## Chapter 8 **Colorings of graphs on surfaces**

**
**
Let G be a graph and * k* a natural number. A *k-coloring* of G is
a map c that maps the vertices of G into the set {1, 2, ..., k}
(whose elements are called *colors*) such that no two adjacent
vertices are mapped to the same color. A graph is *k-colorable*
if it admits a k-coloring. The *chromatic number*
χ(G) of G is equal to the smallest k such that G is k-colorable.
Clearly, χ(G) < 3 if and only if
G is bipartite. By Konig's theorem,
χ(G) < 3 if and only if G has no odd cycle. Since odd cycles are
easy to find, one can easily recognize graphs with χ(G) < 3.
In contrast to this, it is NP-complete to decide if χ(G) < 4,
even for planar graphs, cf. [GJ79].
Graph coloring is one of the central subjects in discrete mathematics.
The recent book by Jensen and Toft [JT95] is an excellent reference.
In this chapter we focus on coloring graphs on surfaces. In Section
8.2 we describe briefly some of the ideas in the proof of the
Four Color Theorem.
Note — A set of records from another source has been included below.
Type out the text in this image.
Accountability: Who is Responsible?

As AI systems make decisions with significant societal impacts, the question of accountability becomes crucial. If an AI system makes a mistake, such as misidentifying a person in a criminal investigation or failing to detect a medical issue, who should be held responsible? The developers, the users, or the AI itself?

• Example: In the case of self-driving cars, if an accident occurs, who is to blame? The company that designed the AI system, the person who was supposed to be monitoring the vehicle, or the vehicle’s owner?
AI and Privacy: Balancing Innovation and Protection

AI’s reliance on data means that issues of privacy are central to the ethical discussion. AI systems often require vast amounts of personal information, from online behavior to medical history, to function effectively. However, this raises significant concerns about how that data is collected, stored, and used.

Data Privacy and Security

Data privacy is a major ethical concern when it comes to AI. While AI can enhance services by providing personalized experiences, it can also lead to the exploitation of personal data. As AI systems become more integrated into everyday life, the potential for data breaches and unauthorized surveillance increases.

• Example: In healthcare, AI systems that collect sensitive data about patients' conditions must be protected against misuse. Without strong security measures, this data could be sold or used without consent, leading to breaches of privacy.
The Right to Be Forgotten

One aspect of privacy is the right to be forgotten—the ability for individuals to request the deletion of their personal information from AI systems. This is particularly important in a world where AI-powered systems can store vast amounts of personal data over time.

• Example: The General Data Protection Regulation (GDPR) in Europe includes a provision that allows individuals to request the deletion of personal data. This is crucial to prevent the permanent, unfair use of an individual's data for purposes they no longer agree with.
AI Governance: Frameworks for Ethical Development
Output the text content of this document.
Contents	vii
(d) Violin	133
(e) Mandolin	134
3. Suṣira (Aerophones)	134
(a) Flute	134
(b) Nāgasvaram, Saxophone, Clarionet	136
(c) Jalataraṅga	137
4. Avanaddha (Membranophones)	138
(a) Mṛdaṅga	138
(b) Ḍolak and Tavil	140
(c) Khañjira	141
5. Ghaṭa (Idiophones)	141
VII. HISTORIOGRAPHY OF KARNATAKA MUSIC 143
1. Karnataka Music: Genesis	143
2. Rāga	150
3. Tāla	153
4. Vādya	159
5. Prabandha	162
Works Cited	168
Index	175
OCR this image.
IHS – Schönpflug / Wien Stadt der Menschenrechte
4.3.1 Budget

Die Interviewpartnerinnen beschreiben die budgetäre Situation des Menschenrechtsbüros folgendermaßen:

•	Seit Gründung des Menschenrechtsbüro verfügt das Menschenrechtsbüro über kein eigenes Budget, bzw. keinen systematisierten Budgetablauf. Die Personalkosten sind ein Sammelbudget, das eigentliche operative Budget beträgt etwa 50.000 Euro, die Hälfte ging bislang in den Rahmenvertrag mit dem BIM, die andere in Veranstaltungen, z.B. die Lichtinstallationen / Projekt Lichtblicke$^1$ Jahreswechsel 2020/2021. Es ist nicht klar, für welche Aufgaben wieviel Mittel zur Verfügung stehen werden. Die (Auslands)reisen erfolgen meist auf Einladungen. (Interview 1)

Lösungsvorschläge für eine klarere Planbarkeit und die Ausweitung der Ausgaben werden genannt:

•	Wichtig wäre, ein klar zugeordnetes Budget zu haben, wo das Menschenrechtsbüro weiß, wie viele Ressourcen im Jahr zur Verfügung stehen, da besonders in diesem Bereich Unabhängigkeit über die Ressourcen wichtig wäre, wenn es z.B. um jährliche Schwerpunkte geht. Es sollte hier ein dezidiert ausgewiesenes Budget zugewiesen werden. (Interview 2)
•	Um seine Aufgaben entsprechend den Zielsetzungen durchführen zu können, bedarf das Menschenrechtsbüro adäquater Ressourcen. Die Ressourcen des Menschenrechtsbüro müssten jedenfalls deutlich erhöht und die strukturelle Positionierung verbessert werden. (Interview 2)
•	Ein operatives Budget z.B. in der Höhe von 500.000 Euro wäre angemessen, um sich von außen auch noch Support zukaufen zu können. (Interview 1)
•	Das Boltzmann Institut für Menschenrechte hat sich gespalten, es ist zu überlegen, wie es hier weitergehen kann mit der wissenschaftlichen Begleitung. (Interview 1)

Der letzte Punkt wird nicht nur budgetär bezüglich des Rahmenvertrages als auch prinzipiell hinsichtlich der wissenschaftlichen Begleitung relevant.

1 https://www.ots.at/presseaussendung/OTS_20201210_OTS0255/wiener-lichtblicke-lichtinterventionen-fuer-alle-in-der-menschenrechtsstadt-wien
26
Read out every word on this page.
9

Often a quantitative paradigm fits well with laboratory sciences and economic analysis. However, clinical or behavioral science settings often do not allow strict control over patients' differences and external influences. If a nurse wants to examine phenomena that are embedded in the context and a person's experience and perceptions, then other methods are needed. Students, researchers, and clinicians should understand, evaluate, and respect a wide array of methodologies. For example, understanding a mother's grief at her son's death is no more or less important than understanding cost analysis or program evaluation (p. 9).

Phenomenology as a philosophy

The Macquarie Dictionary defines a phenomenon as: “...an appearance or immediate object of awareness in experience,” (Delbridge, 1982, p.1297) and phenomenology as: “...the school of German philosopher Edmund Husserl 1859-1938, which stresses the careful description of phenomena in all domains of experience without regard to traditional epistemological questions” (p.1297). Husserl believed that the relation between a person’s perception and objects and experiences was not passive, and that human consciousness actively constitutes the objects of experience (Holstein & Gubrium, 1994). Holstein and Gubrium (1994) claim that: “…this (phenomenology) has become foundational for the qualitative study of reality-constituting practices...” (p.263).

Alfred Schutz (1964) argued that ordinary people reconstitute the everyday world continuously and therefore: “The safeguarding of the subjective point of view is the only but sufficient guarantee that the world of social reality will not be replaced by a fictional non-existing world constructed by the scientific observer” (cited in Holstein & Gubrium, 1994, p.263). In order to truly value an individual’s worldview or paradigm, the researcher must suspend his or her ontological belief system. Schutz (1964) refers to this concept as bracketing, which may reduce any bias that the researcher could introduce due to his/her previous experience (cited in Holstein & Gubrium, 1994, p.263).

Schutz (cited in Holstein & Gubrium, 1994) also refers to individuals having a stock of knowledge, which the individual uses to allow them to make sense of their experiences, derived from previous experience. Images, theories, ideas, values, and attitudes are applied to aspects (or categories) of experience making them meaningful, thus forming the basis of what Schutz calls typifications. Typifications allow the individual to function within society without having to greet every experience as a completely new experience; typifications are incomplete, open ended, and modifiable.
In Section 8.3 we consider its
generalization to general surfaces, known as the Heawood Problem:
What is the largest chromatic number of a graph that
can be embedded in a given surface. A solution was conjectured by
Heawood [He890] and proved by Ringel and Youngs [RY68, Ri74]. The Heawood
conjecture reduces to determining the genus and the nonorientable genus
of complete graphs. The solution by Ringel and Youngs involves constructions
of genus embeddings of these graphs and introduces techniques that can be
also used for constructions of small genus embeddings of other graphs
(see Chapter 4).

Finally, we outline coloring results and problems of a more specialized
nature.

**References**

[GJ79] M. R. Garey, D. S. Johnson, Computers and Intractability: A Guide to the Theory of the NP-Completeness,
W. H. Freeman, San Francisco, 1979.

[He890] P. J. Heawood, Map-colour theorem, Quart. J. Pure Appl. Math. 24 (1890)
332-338.

[JT95] T. Jensen, B. Toft, Graph Coloring Problems, John Wiley, New York, 1995.

[Ri74] G. Ringel, Map Color Theorem, Springer-Verlag, Berlin, 1974.

[RY68] G. Ringel, J. W. T. Youngs, Solution of the Heawood map-coloring problem,
Proc. Nat. Acad. Sci. U.S.A. 60 (1968) 438-445.